Guy Ritchie revisits his London gangster-comedy plot with The Gentlemen. The movie stars Matthew McConaughey, Charlie Hunnam, Hugh Grant and Colin Farrell playing characters caught in a complicated sale of a drug empire. Ritchie’s central protagonist is Mickey, whose attraction to his increasingly upper-crust way of life leads him to seek an exit from his chosen profession as a marijuana kingpin. The role was originally conceived for a British actor, but the filmmakers eventually decided that making the character American created exciting and unexpected directions for Mickey. Guy Ritchie Goes Back to Gangland with Colin Farrell in ‘The Gentlemen’.

Upon reading the script, Matthew McConaughey came aboard and immediately had some ideas for the character. “Mickey is an American selling England to the English," the Academy Award-winning actor summarizes. "As we know, sometimes it takes someone’s romanticized point of view to show value to the things we have around us, and Mickey does just that. He moved to London twenty years earlier, is Oxford-educated, and has infiltrated the upper echelons of the aristocracy – the toffs.

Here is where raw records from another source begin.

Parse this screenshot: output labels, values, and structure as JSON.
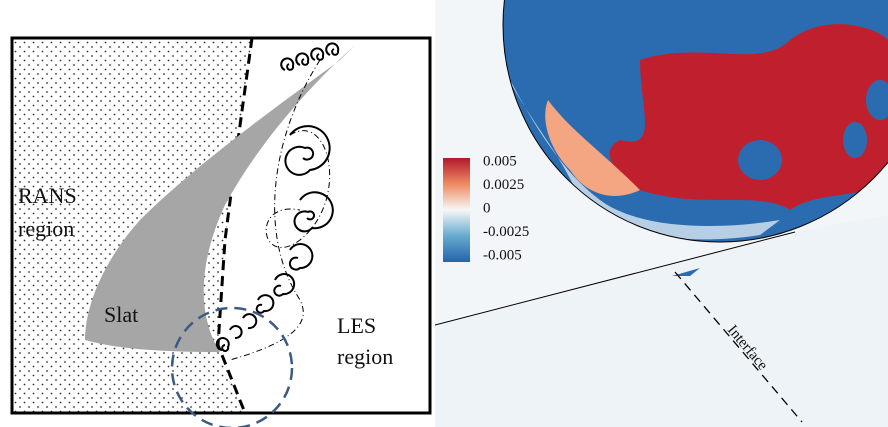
{
  "left_panel": {
    "rans_label": [
      "RANS",
      "region"
    ],
    "slat_label": "Slat",
    "les_label": [
      "LES",
      "region"
    ]
  },
  "right_panel": {
    "colorbar_labels": [
      "0.005",
      "0.0025",
      "0",
      "-0.0025",
      "-0.005"
    ],
    "interface_label": "Interface"
  }
}
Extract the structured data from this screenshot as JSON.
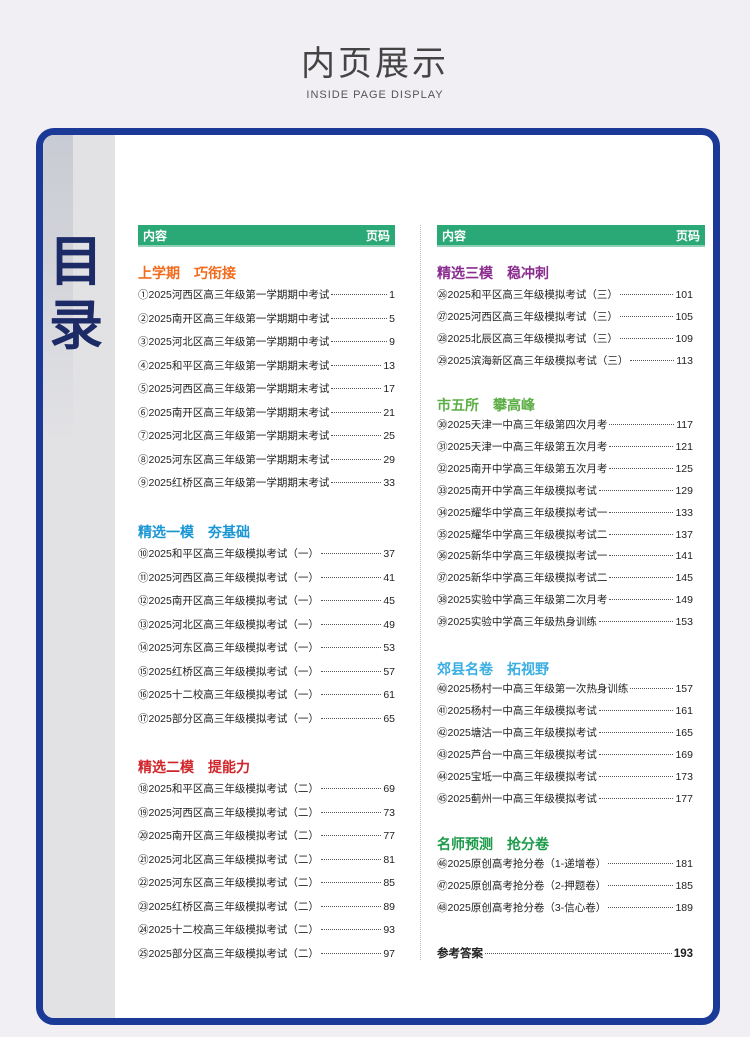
{
  "header": {
    "title": "内页展示",
    "subtitle": "INSIDE PAGE DISPLAY"
  },
  "side_label": "目录",
  "table_header": {
    "content": "内容",
    "page": "页码"
  },
  "colors": {
    "frame": "#1b3a98",
    "header_bar": "#2aa876"
  },
  "left_sections": [
    {
      "title": "上学期　巧衔接",
      "color": "#f26b1d",
      "items": [
        {
          "t": "①2025河西区高三年级第一学期期中考试",
          "p": "1"
        },
        {
          "t": "②2025南开区高三年级第一学期期中考试",
          "p": "5"
        },
        {
          "t": "③2025河北区高三年级第一学期期中考试",
          "p": "9"
        },
        {
          "t": "④2025和平区高三年级第一学期期末考试",
          "p": "13"
        },
        {
          "t": "⑤2025河西区高三年级第一学期期末考试",
          "p": "17"
        },
        {
          "t": "⑥2025南开区高三年级第一学期期末考试",
          "p": "21"
        },
        {
          "t": "⑦2025河北区高三年级第一学期期末考试",
          "p": "25"
        },
        {
          "t": "⑧2025河东区高三年级第一学期期末考试",
          "p": "29"
        },
        {
          "t": "⑨2025红桥区高三年级第一学期期末考试",
          "p": "33"
        }
      ]
    },
    {
      "title": "精选一模　夯基础",
      "color": "#1a96d4",
      "items": [
        {
          "t": "⑩2025和平区高三年级模拟考试（一）",
          "p": "37"
        },
        {
          "t": "⑪2025河西区高三年级模拟考试（一）",
          "p": "41"
        },
        {
          "t": "⑫2025南开区高三年级模拟考试（一）",
          "p": "45"
        },
        {
          "t": "⑬2025河北区高三年级模拟考试（一）",
          "p": "49"
        },
        {
          "t": "⑭2025河东区高三年级模拟考试（一）",
          "p": "53"
        },
        {
          "t": "⑮2025红桥区高三年级模拟考试（一）",
          "p": "57"
        },
        {
          "t": "⑯2025十二校高三年级模拟考试（一）",
          "p": "61"
        },
        {
          "t": "⑰2025部分区高三年级模拟考试（一）",
          "p": "65"
        }
      ]
    },
    {
      "title": "精选二模　提能力",
      "color": "#d0262b",
      "items": [
        {
          "t": "⑱2025和平区高三年级模拟考试（二）",
          "p": "69"
        },
        {
          "t": "⑲2025河西区高三年级模拟考试（二）",
          "p": "73"
        },
        {
          "t": "⑳2025南开区高三年级模拟考试（二）",
          "p": "77"
        },
        {
          "t": "㉑2025河北区高三年级模拟考试（二）",
          "p": "81"
        },
        {
          "t": "㉒2025河东区高三年级模拟考试（二）",
          "p": "85"
        },
        {
          "t": "㉓2025红桥区高三年级模拟考试（二）",
          "p": "89"
        },
        {
          "t": "㉔2025十二校高三年级模拟考试（二）",
          "p": "93"
        },
        {
          "t": "㉕2025部分区高三年级模拟考试（二）",
          "p": "97"
        }
      ]
    }
  ],
  "right_sections": [
    {
      "title": "精选三模　稳冲刺",
      "color": "#8b2c8f",
      "items": [
        {
          "t": "㉖2025和平区高三年级模拟考试（三）",
          "p": "101"
        },
        {
          "t": "㉗2025河西区高三年级模拟考试（三）",
          "p": "105"
        },
        {
          "t": "㉘2025北辰区高三年级模拟考试（三）",
          "p": "109"
        },
        {
          "t": "㉙2025滨海新区高三年级模拟考试（三）",
          "p": "113"
        }
      ]
    },
    {
      "title": "市五所　攀高峰",
      "color": "#5cae45",
      "items": [
        {
          "t": "㉚2025天津一中高三年级第四次月考",
          "p": "117"
        },
        {
          "t": "㉛2025天津一中高三年级第五次月考",
          "p": "121"
        },
        {
          "t": "㉜2025南开中学高三年级第五次月考",
          "p": "125"
        },
        {
          "t": "㉝2025南开中学高三年级模拟考试",
          "p": "129"
        },
        {
          "t": "㉞2025耀华中学高三年级模拟考试一",
          "p": "133"
        },
        {
          "t": "㉟2025耀华中学高三年级模拟考试二",
          "p": "137"
        },
        {
          "t": "㊱2025新华中学高三年级模拟考试一",
          "p": "141"
        },
        {
          "t": "㊲2025新华中学高三年级模拟考试二",
          "p": "145"
        },
        {
          "t": "㊳2025实验中学高三年级第二次月考",
          "p": "149"
        },
        {
          "t": "㊴2025实验中学高三年级热身训练",
          "p": "153"
        }
      ]
    },
    {
      "title": "郊县名卷　拓视野",
      "color": "#3aaee0",
      "items": [
        {
          "t": "㊵2025杨村一中高三年级第一次热身训练",
          "p": "157"
        },
        {
          "t": "㊶2025杨村一中高三年级模拟考试",
          "p": "161"
        },
        {
          "t": "㊷2025塘沽一中高三年级模拟考试",
          "p": "165"
        },
        {
          "t": "㊸2025芦台一中高三年级模拟考试",
          "p": "169"
        },
        {
          "t": "㊹2025宝坻一中高三年级模拟考试",
          "p": "173"
        },
        {
          "t": "㊺2025蓟州一中高三年级模拟考试",
          "p": "177"
        }
      ]
    },
    {
      "title": "名师预测　抢分卷",
      "color": "#1c9a4a",
      "items": [
        {
          "t": "㊻2025原创高考抢分卷（1-递增卷）",
          "p": "181"
        },
        {
          "t": "㊼2025原创高考抢分卷（2-押题卷）",
          "p": "185"
        },
        {
          "t": "㊽2025原创高考抢分卷（3-信心卷）",
          "p": "189"
        }
      ]
    }
  ],
  "answers": {
    "t": "参考答案",
    "p": "193"
  }
}
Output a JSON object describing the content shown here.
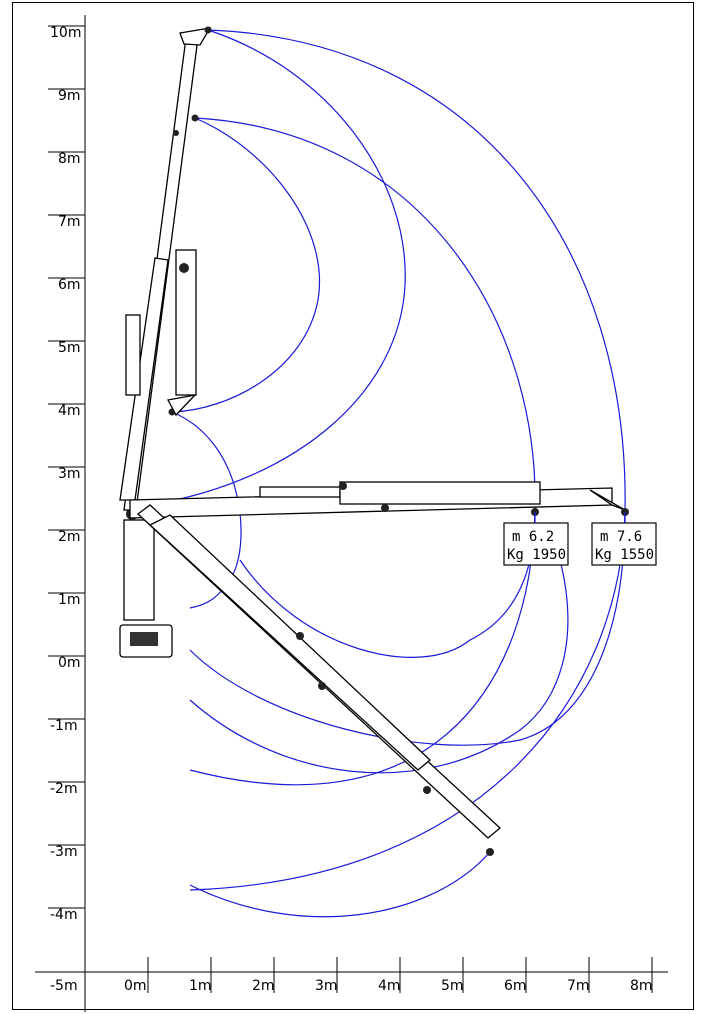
{
  "y_axis": {
    "ticks": [
      "10m",
      "9m",
      "8m",
      "7m",
      "6m",
      "5m",
      "4m",
      "3m",
      "2m",
      "1m",
      "0m",
      "-1m",
      "-2m",
      "-3m",
      "-4m"
    ]
  },
  "x_axis": {
    "ticks": [
      "-5m",
      "0m",
      "1m",
      "2m",
      "3m",
      "4m",
      "5m",
      "6m",
      "7m",
      "8m"
    ]
  },
  "load_labels": [
    {
      "line1": "m  6.2",
      "line2": "Kg  1950"
    },
    {
      "line1": "m  7.6",
      "line2": "Kg  1550"
    }
  ],
  "colors": {
    "reach_arcs": "#1a1ad8",
    "outline": "#000000"
  }
}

He started developing marijuana farms with the idea that there are thousands of estates in the UK, and Mickey would rent their properties for a million pounds a year and build ‘skunk’ farms underneath them. Mickey’s toff partners didn’t have to do anything; he just needed their land and they wouldn’t even know what was happening. Mickey’s business grew to become an empire.”

After the big-budget success of Aladdin, Guy Ritchie directed The Gentlemen off of his own screenplay, which is based on a story credited to Ritchie, Ivan Atkinson & Marn Davies. Ritchie produced the film with Ivan Atkinson and Bill Block. PVR Pictures releasing ‘The Gentlemen’ nationwide on the 24th of January.